Giving Compass' Take:

• Linda Jacobson reports that research connected more end-of-course exams to higher graduation rates, making an argument for keeping or increasing exams. 

• How can funders support efforts to determine the best amount and type of exams to give? 

• Read about a test that may be worth teaching to


States requiring high school students to take more end-of-course (EOC) exams have higher graduation rates than those with fewer such assessments. A greater number of EOCs is also linked to higher scores on college entrance exams, according to a new report by the Thomas B. Fordham Institute, a conservative nonprofit education policy think tank.

In recent years, states have moved away from high school exit exams in favor of EOCs, as exit exams have been criticized as a barrier to graduation, especially for poor and minority students.
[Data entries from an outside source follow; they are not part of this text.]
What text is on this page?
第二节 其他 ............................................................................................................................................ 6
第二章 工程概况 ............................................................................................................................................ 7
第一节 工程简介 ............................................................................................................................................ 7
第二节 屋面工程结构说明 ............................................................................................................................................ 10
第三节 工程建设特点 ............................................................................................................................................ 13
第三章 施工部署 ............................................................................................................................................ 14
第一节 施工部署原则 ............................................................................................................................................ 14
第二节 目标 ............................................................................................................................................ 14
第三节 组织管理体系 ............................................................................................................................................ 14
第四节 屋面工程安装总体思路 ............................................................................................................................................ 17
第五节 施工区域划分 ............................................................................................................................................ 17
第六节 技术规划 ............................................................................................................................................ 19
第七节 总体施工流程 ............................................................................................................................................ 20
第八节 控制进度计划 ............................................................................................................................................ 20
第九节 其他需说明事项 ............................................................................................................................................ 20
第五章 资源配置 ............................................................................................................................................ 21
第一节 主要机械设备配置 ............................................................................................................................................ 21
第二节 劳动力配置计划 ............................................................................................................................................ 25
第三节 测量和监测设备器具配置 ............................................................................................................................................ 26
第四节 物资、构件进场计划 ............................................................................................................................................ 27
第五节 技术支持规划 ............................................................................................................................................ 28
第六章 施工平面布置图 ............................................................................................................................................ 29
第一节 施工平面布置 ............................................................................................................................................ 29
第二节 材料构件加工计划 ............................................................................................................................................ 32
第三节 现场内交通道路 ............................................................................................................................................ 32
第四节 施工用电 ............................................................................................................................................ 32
As with shifts occurring in K-8 assessment, EOCs in high school are designed to be more closely connected to what students are learning in class and “assess precisely the content that those courses are supposed to cover,” wrote the report’s authors Adam Tyner, associate director of research at Fordham, and Matthew Larsen, an assistant professor of economics at Lafayette College in Pennsylvania.

The report looks at how EOCs are being used, the impact of the exams on student performance and future policy considerations. EOCs are a way to “incentivize students to take their coursework seriously,” just as Advanced Placement and International Baccalaureate exams do, wrote the authors.

“Looking ahead, the use of high-quality, content-linked external assessments could help push our education system toward mastery rather than seat time — a coveted goal, especially among advocates of competency-based and personalized models,” they wrote.